Friday, January 11, 2008
A Fantasy For Readers Who Don't Care For Fantasies
Once Skullduggery Pleasant by Derek Landy was brought to my attention by the Cybils folks, I started hearing good things about it from others, too. For good reason.
Skulduggery Pleasant is one of those books in which a young person teams up with an over-the-top in the best possible way adult character. In some of those books, the adult character overwhelms the child. One of the beauties of Skulduggery Pleasant is that the child character is easily able to hold her own with the adult. Or we should say, the sort-of adult. Maybe, former adult.
Young Stephanie Edgley runs into the very odd Skulduggery Pleasant after her uncle and his friend dies suddenly.

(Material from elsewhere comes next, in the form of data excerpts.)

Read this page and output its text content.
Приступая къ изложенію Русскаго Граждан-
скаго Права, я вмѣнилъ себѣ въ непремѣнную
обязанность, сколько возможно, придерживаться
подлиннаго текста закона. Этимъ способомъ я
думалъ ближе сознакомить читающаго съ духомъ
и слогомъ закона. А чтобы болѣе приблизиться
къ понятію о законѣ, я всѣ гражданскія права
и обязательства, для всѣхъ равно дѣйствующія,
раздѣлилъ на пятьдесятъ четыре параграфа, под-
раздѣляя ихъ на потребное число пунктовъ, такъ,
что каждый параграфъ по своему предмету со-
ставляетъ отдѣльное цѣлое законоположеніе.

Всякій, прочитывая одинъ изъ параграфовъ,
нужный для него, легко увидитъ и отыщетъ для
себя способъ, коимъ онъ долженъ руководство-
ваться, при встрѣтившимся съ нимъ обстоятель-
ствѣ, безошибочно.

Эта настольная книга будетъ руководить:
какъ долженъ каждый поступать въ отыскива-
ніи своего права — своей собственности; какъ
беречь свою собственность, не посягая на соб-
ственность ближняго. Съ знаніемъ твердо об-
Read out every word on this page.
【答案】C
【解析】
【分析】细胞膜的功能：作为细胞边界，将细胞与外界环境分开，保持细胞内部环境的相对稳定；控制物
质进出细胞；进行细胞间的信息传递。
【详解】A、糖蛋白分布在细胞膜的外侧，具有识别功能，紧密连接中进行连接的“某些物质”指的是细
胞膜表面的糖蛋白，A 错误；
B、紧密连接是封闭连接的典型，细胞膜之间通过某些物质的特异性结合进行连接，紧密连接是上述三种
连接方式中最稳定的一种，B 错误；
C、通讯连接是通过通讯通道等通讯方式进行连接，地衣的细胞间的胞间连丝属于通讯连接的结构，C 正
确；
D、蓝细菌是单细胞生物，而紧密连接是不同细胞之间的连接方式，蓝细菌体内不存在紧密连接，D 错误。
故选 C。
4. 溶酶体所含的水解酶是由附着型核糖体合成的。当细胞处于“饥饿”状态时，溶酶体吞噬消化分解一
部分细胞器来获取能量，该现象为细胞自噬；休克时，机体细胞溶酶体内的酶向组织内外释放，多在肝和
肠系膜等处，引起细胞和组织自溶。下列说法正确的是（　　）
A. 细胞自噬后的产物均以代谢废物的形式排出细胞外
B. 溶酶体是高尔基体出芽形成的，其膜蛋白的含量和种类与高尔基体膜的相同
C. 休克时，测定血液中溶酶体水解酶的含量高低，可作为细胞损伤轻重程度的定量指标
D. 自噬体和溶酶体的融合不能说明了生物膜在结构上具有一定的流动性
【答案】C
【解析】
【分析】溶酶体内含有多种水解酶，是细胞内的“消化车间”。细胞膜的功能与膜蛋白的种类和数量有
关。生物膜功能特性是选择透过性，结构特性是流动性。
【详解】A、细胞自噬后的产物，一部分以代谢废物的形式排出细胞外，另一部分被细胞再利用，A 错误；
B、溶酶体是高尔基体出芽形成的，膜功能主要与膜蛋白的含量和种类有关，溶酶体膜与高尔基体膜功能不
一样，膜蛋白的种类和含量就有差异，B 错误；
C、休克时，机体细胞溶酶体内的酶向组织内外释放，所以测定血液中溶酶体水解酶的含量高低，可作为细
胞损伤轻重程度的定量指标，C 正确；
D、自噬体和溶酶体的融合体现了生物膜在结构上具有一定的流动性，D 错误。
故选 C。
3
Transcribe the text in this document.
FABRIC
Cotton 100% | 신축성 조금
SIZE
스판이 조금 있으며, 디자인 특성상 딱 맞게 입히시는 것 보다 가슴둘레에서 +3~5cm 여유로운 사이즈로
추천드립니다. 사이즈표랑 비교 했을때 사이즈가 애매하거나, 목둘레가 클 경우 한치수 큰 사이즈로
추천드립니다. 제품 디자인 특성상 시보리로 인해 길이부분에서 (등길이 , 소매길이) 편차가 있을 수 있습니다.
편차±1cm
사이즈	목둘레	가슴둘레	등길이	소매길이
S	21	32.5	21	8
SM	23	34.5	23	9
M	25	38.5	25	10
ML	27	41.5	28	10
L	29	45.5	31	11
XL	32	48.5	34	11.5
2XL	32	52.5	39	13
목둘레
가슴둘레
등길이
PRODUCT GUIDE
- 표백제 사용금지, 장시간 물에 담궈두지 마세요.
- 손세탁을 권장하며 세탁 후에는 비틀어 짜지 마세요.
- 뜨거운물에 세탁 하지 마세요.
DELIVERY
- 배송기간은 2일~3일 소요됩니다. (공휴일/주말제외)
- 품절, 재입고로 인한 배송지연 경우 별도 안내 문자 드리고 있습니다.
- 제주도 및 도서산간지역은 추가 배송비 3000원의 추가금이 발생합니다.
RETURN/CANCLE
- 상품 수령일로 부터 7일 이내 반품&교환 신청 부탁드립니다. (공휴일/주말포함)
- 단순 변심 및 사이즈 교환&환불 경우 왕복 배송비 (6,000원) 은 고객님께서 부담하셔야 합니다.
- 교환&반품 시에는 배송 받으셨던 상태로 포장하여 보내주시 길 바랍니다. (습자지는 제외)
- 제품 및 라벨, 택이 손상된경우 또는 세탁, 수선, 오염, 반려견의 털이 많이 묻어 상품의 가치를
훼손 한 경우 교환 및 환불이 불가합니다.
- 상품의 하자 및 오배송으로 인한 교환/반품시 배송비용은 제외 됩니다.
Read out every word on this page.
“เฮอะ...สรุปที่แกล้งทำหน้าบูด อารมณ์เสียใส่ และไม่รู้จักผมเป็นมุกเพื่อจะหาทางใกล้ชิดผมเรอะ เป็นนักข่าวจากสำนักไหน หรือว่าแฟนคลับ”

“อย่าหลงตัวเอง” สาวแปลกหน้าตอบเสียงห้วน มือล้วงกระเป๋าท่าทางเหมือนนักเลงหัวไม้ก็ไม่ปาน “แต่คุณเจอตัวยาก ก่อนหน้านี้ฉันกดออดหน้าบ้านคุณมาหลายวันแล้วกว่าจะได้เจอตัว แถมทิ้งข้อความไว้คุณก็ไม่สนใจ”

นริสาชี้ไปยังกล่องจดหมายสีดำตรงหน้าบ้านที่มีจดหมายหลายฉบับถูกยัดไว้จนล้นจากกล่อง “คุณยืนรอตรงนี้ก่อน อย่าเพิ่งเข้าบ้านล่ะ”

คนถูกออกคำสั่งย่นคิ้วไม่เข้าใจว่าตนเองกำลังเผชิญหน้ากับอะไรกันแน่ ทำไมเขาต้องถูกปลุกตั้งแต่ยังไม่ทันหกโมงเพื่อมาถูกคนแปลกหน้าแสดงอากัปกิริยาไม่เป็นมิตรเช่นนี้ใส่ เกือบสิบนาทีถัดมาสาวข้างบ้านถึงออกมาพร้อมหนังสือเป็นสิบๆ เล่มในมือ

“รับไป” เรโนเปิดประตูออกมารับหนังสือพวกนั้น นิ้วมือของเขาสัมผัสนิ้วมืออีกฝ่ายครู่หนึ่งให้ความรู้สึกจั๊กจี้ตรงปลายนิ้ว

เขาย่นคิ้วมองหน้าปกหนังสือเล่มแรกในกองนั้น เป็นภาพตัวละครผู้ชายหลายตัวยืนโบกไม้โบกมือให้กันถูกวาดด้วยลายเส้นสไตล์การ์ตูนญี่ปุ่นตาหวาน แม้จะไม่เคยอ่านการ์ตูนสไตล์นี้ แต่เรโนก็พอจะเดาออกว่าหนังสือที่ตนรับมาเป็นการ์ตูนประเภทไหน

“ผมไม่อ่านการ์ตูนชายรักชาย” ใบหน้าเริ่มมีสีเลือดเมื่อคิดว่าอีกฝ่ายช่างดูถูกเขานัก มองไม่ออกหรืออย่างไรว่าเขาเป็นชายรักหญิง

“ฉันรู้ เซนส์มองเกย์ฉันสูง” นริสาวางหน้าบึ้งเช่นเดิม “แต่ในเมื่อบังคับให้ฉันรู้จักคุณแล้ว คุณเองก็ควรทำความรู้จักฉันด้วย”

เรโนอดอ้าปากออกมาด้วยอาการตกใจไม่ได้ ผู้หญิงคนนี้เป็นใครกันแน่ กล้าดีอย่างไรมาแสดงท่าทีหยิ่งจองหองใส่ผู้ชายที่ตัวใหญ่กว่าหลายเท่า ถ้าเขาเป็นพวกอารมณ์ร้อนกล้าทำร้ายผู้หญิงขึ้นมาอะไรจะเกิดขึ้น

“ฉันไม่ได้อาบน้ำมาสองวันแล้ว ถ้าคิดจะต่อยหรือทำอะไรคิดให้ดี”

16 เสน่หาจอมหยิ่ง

After Skulduggery saves her from an attack by a mystery man, she learns that he is a walking, talking skeleton. He more than walks and talks. He's magical. Well, okay. I guess that goes without saying since we're talking a skeleton that gets around so well. It's the talking that's the best part about Skullduggery, anyway. He's very witty, very laid back, very smart. He's very all the good things you want to see in a heroic figure. Or all the good things I want to see in one.
Stephanie, of course, ends up drawn into Skulduggery's detective work. Fortunately, both for her and for her readers, she has a gift for it.
Two particularly interesting points about this book:
1. There are masses of fantasy writers out there and they all have to come up with a fantasy world for their fantasies. Personally, I find that kind of trying. It took me a while to work out just what kind of world Skulduggery was part of. But I must say, this particular story had a very good and logical climax.
2. This is a book with characters both girls and boys can identify with. Though the child main character is a girl, Skulduggery, back in his living days, was a man. The fact that he was an adult back then doesn't matter much because now he's a skeleton, a hip, clever male skeleton, which transcends age groups, in my humble opinion. So there's definitely somebody here for everybody.